Compare to Nemesis, where the audience is supposed to ignore that everyone is 20 years older, including the robot, and are kicking more ass than ever. One can't help to think the TMP movies might have been more successful if they had the "We're old, but we're getting the band back together one more time" feel of the TOS films.
 
...Or, to cover the "this is the future, we live forever!" angle, the TNG movies could have been established as taking place a decade or two later than they "actually" did.

So, Picard wouldn't merely be a decade older than Stewart, as in the TV show, but perhaps three decades older.. Perhaps still going strong, perhaps not. But Starfleet officers are supposed to still be in their prime at their seventies or eighties, as per "Counter-Clock Incident", "Too Short a Season" etc.
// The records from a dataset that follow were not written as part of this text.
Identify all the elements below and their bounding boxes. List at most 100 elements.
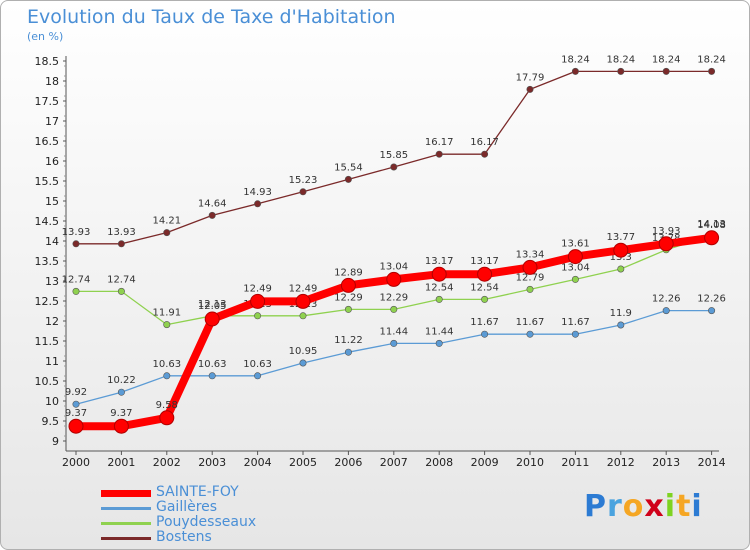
x-tick-label: 2002 — [153, 456, 181, 469]
data-label: 13.04 — [379, 261, 408, 272]
data-label: 11.9 — [610, 308, 632, 319]
data-point — [163, 229, 171, 237]
data-point — [571, 67, 579, 75]
data-label: 9.37 — [110, 408, 132, 419]
legend-label: Gaillères — [156, 499, 218, 515]
data-label: 18.24 — [561, 54, 590, 65]
data-label: 18.24 — [652, 54, 681, 65]
y-tick-label: 11 — [45, 355, 59, 368]
y-tick-label: 17 — [45, 115, 59, 128]
data-label: 9.37 — [65, 408, 87, 419]
data-point — [617, 265, 625, 273]
proxiti-logo: Proxiti — [584, 489, 703, 524]
y-tick-label: 16.5 — [35, 135, 60, 148]
y-tick-label: 9.5 — [42, 415, 60, 428]
data-point — [72, 400, 80, 408]
data-label: 14.93 — [243, 187, 272, 198]
data-point — [617, 321, 625, 329]
data-point — [526, 330, 534, 338]
data-point — [481, 330, 489, 338]
data-label: 11.67 — [516, 317, 545, 328]
y-tick-label: 12.5 — [35, 295, 60, 308]
y-tick-label: 15 — [45, 195, 59, 208]
data-label: 13.34 — [516, 249, 545, 260]
legend-label: Pouydesseaux — [156, 514, 257, 530]
data-point — [613, 242, 629, 258]
data-point — [390, 305, 398, 313]
logo-letter: o — [622, 489, 645, 524]
data-label: 12.49 — [243, 283, 272, 294]
data-point — [571, 330, 579, 338]
data-point — [662, 67, 670, 75]
data-point — [250, 293, 266, 309]
data-point — [208, 372, 216, 380]
data-label: 9.58 — [156, 400, 178, 411]
data-label: 12.54 — [425, 282, 454, 293]
x-tick-label: 2008 — [425, 456, 453, 469]
data-label: 12.05 — [198, 301, 227, 312]
data-point — [344, 305, 352, 313]
data-label: 13.77 — [606, 232, 635, 243]
y-tick-label: 11.5 — [35, 335, 60, 348]
data-label: 13.61 — [561, 239, 590, 250]
line-chart: 9 9.5 10 10.5 11 11.5 12 12.5 13 13.5 14 14.5 15 15.5… — [35, 54, 726, 469]
logo-letter: i — [664, 489, 677, 524]
y-tick-label: 10.5 — [35, 375, 60, 388]
data-label: 12.54 — [470, 282, 499, 293]
data-label: 12.29 — [379, 292, 408, 303]
data-point — [390, 163, 398, 171]
data-point — [522, 259, 538, 275]
series-line — [75, 309, 712, 405]
data-point — [72, 287, 80, 295]
data-point — [299, 312, 307, 320]
data-label: 11.91 — [152, 308, 181, 319]
legend-swatch — [101, 522, 151, 525]
y-tick-label: 18.5 — [35, 55, 60, 68]
data-label: 10.22 — [107, 375, 136, 386]
data-point — [340, 277, 356, 293]
data-label: 10.63 — [152, 359, 181, 370]
data-label: 15.54 — [334, 162, 363, 173]
logo-letter: t — [676, 489, 692, 524]
data-point — [481, 150, 489, 158]
data-label: 15.23 — [289, 175, 318, 186]
data-label: 10.63 — [243, 359, 272, 370]
data-point — [390, 339, 398, 347]
data-point — [117, 388, 125, 396]
data-label: 17.79 — [516, 72, 545, 83]
y-tick-label: 16 — [45, 155, 59, 168]
data-point — [254, 200, 262, 208]
logo-letter: r — [607, 489, 623, 524]
data-point — [477, 266, 493, 282]
data-label: 18.24 — [697, 54, 726, 65]
data-label: 10.63 — [198, 359, 227, 370]
data-point — [117, 287, 125, 295]
x-tick-label: 2004 — [244, 456, 272, 469]
y-tick-label: 9 — [52, 435, 59, 448]
legend-swatch — [101, 490, 151, 497]
unit-label: (en %) — [27, 30, 64, 43]
data-point — [526, 285, 534, 293]
y-tick-label: 12 — [45, 315, 59, 328]
data-label: 13.17 — [470, 256, 499, 267]
data-label: 12.13 — [198, 299, 227, 310]
data-point — [526, 85, 534, 93]
data-label: 11.44 — [425, 326, 454, 337]
data-point — [567, 249, 583, 265]
x-tick-label: 2011 — [561, 456, 589, 469]
y-tick-label: 14 — [45, 235, 59, 248]
legend-swatch — [101, 507, 151, 510]
data-label: 16.17 — [470, 137, 499, 148]
data-point — [159, 410, 175, 426]
data-point — [344, 348, 352, 356]
logo-letter: P — [584, 489, 607, 524]
x-tick-label: 2014 — [698, 456, 726, 469]
data-label: 12.26 — [652, 294, 681, 305]
x-tick-label: 2012 — [607, 456, 635, 469]
data-label: 14.13 — [697, 219, 726, 230]
logo-letter: i — [691, 489, 703, 524]
legend-label: Bostens — [156, 529, 212, 545]
data-point — [658, 236, 674, 252]
y-tick-label: 18 — [45, 75, 59, 88]
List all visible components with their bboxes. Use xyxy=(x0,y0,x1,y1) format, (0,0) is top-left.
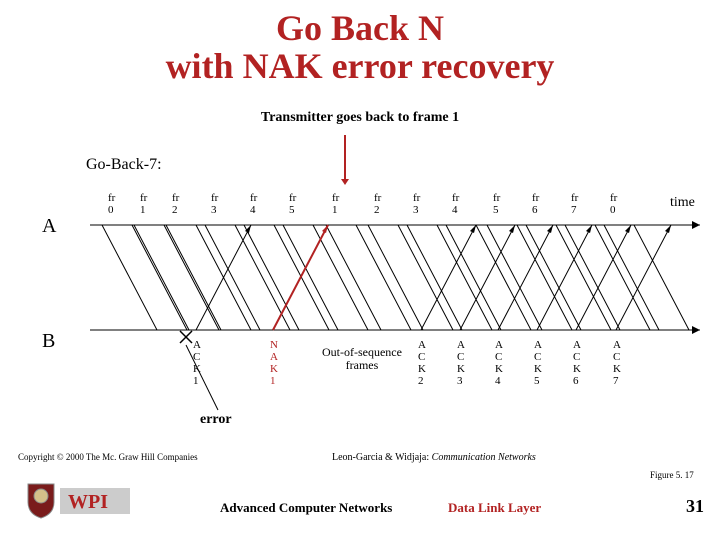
svg-text:K: K xyxy=(534,363,542,375)
svg-text:K: K xyxy=(457,363,465,375)
svg-text:3: 3 xyxy=(211,204,217,216)
svg-text:A: A xyxy=(418,339,426,351)
svg-text:C: C xyxy=(534,351,541,363)
svg-text:2: 2 xyxy=(172,204,178,216)
svg-text:7: 7 xyxy=(613,375,619,387)
svg-text:A: A xyxy=(534,339,542,351)
svg-text:A: A xyxy=(193,339,201,351)
svg-text:fr: fr xyxy=(610,192,618,204)
svg-text:fr: fr xyxy=(532,192,540,204)
svg-text:1: 1 xyxy=(193,375,199,387)
svg-text:C: C xyxy=(613,351,620,363)
svg-text:4: 4 xyxy=(495,375,501,387)
svg-text:A: A xyxy=(613,339,621,351)
svg-text:6: 6 xyxy=(532,204,538,216)
svg-text:A: A xyxy=(573,339,581,351)
svg-text:3: 3 xyxy=(413,204,419,216)
svg-text:fr: fr xyxy=(571,192,579,204)
svg-text:fr: fr xyxy=(493,192,501,204)
svg-text:4: 4 xyxy=(452,204,458,216)
svg-text:K: K xyxy=(573,363,581,375)
svg-text:fr: fr xyxy=(332,192,340,204)
svg-text:3: 3 xyxy=(457,375,463,387)
svg-text:0: 0 xyxy=(610,204,616,216)
svg-text:7: 7 xyxy=(571,204,577,216)
figure-reference: Figure 5. 17 xyxy=(650,470,694,480)
svg-text:C: C xyxy=(573,351,580,363)
svg-text:0: 0 xyxy=(108,204,114,216)
svg-text:fr: fr xyxy=(250,192,258,204)
svg-text:fr: fr xyxy=(108,192,116,204)
svg-text:C: C xyxy=(457,351,464,363)
svg-text:fr: fr xyxy=(289,192,297,204)
svg-text:WPI: WPI xyxy=(68,491,108,513)
svg-text:1: 1 xyxy=(270,375,276,387)
svg-text:fr: fr xyxy=(413,192,421,204)
svg-text:A: A xyxy=(495,339,503,351)
svg-text:5: 5 xyxy=(289,204,295,216)
svg-text:5: 5 xyxy=(534,375,540,387)
svg-text:2: 2 xyxy=(418,375,424,387)
svg-text:6: 6 xyxy=(573,375,579,387)
svg-text:K: K xyxy=(613,363,621,375)
footer-topic: Data Link Layer xyxy=(448,500,541,516)
svg-text:K: K xyxy=(418,363,426,375)
svg-text:N: N xyxy=(270,339,278,351)
svg-text:A: A xyxy=(270,351,278,363)
credit-text: Leon-Garcia & Widjaja: Communication Net… xyxy=(332,452,536,463)
svg-text:A: A xyxy=(457,339,465,351)
svg-text:K: K xyxy=(495,363,503,375)
svg-text:fr: fr xyxy=(374,192,382,204)
svg-text:C: C xyxy=(495,351,502,363)
svg-text:2: 2 xyxy=(374,204,380,216)
footer-course: Advanced Computer Networks xyxy=(220,500,392,516)
svg-text:fr: fr xyxy=(172,192,180,204)
svg-text:K: K xyxy=(270,363,278,375)
svg-text:1: 1 xyxy=(140,204,146,216)
wpi-logo: WPI xyxy=(24,480,134,520)
svg-text:fr: fr xyxy=(211,192,219,204)
page-number: 31 xyxy=(686,496,704,517)
svg-text:fr: fr xyxy=(452,192,460,204)
svg-text:4: 4 xyxy=(250,204,256,216)
svg-text:C: C xyxy=(418,351,425,363)
svg-text:1: 1 xyxy=(332,204,338,216)
svg-text:fr: fr xyxy=(140,192,148,204)
copyright-text: Copyright © 2000 The Mc. Graw Hill Compa… xyxy=(18,452,198,462)
svg-text:5: 5 xyxy=(493,204,499,216)
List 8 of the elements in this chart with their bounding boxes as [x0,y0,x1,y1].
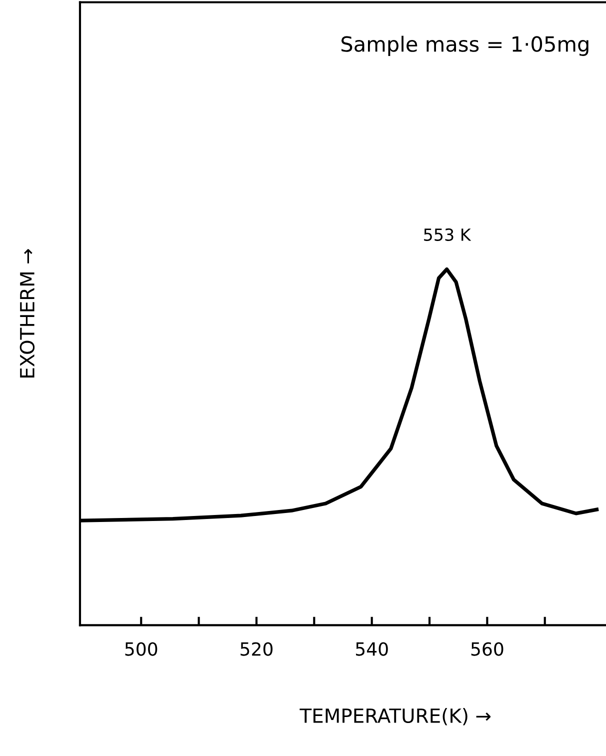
x-tick-label: 500 [125,642,158,656]
text: Sample mass = 1·05mg [341,36,588,56]
x-axis-title: TEMPERATURE(K) → [300,708,491,726]
y-axis-title: EXOTHERM → [20,249,35,378]
x-tick-label: 560 [471,642,504,656]
annotation: 553 K [424,228,472,242]
x-tick-label: 540 [356,642,388,656]
x-tick-label: 520 [240,642,273,656]
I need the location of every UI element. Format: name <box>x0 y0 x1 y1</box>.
Then again, they did that in "All Good Things..." already. Perhaps the trick would grow old even faster than the characters or actors?

Timo Saloniemi
 
Captain, sir: I'm afraid you've been misled by Paramount's very late decision to attach "II" to the title of TWOK. There was no II in the pre-release ads, on the cover of the novelization, or on the original theatrical release prints.

TWOK is not a sequel to TMP. It's a reboot. Why else would Kirk be at a desk job at the start of each one?

This means that the ship as seen in TWOK is not a refit, but simply a better rendering of what we all saw on TV. In turn, the dialogue in TSFS "Jim, the Enterprise is twenty years old" (referring to plans to decommission the Khan-damaged ship) now makes sense, whereas it contrasts wildly with Decker's "Admiral, this is an almost totally new Enterprise" if the latter is to be taken into account.

If the ship is indeed 20 years old (despite resembling the refit ship seen in TMP), then it makes sense that it's now used as a training ship with a small trainee crew. Suddenly it makes sense that the huge and varied TMP crew is nowhere to be found. An almost totally new Enterprise wouldn't be used as a training ship, especially if it has features that are so new that other ships wouldn't even have them yet (channeling phasers through the warp engines, etc., as mentioned in the wormhole scene).

So relax. There is no continuity between TMP and TWOK, no matter what you may hear elsewhere.